37. AU MÊME.

Ruppin, 15 novembre 1739.



Mon cher Camas,

Je vous félicite de votre heureux retour dans votre garnison, et je ne vous trouve aucunement à plaindre dans votre solitude. Une aimable femme, de bons livres et de la bonne chère sont toutes des choses qui ne rendent aucun ermite malheureux; au contraire, c'est peut-être la quintessence de la vie, et ce qu'il y a de plus raisonnable à faire dans ce monde. Si vous appelez cela s'ennuyer, je m'ennuierai volontiers avec vous toute ma vie. Nous nous préparons ici à remonter sur le grand théâtre de la capitale, et à profiter des plaisirs dont vous faites la description vraie et <168>naturelle.

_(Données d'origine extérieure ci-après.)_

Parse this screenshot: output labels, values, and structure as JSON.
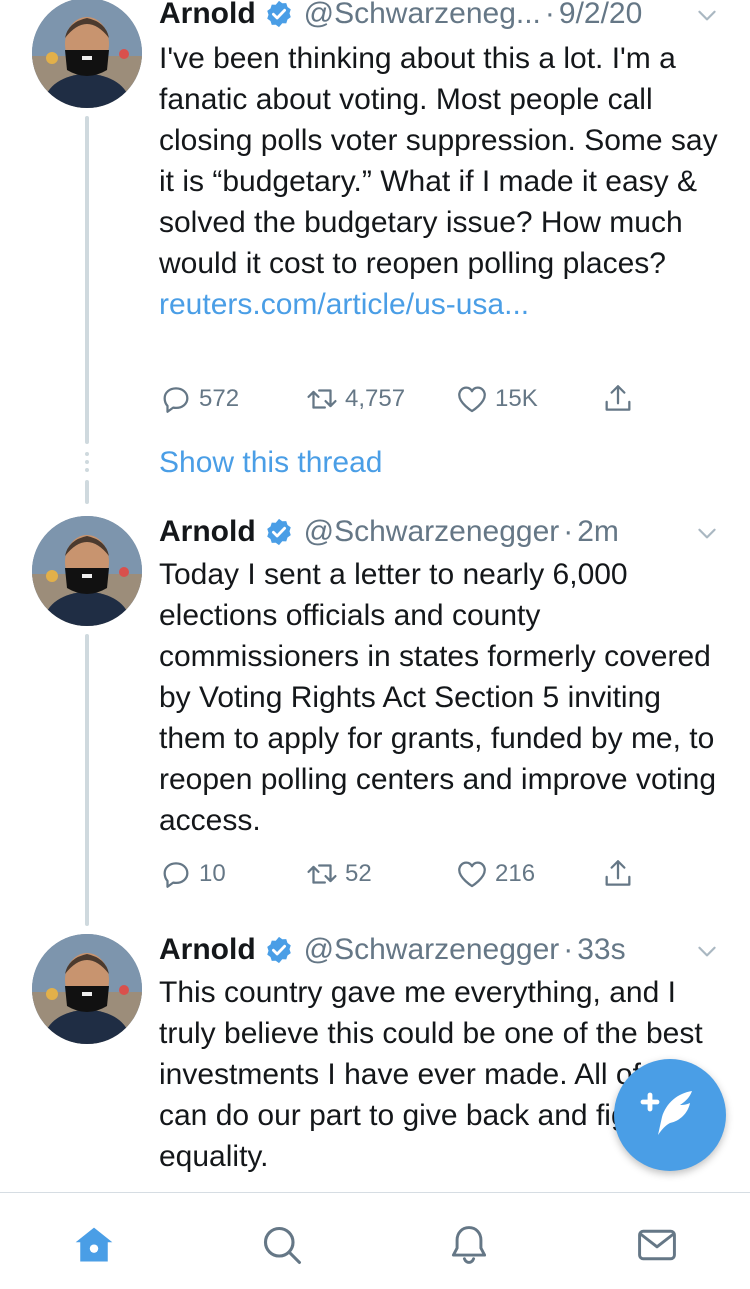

J'avoue que dans ces moments-là je vous plaindrai plus qu'à l'ordinaire de ce que vous n'êtes point en passe de profiter de nos divertissements; et je me sens même assez de charité pour présenter requête pour vous, afin que vous changiez la garnison de Francfort pour celle de Berlin. Le Roi y souscrira de bon cœur, principalement si on lui allègue le motif de vos plaisirs. Mais puisque je ne voudrais point faire de démarche sans votre aveu, je suspendrai cette affaire jusqu'à ce que je sois informé de votre volonté là-dessus. Ne pouvant donc vous être utile pour vos plaisirs bruyants, souffrez que je rende quelque service à votre volupté, et que je l'abreuve de bon vin de Champagne et de Bourgogne. Caton, l'austère Caton égayait bien quelquefois sa sagesse avec du nectar de Falerne; pourquoi le gouverneur de Francfort n'enluminerait-il pas la sienne avec le nectar de Champagne, qui le cède aussi peu à celui de Falerne qu'il le cède à Caton?

Adieu, cher et digne ami; mes compliments à madame, que j'estime de tout mon cœur. Soyez bien persuadé que je n'en fais pas moins à votre égard, et que j'ai été, je suis, et je serai toujours votre parfait ami,

Federic.

(Vingt-cinq bouteilles de Bourgogne; vingt-cinq de Champagne.)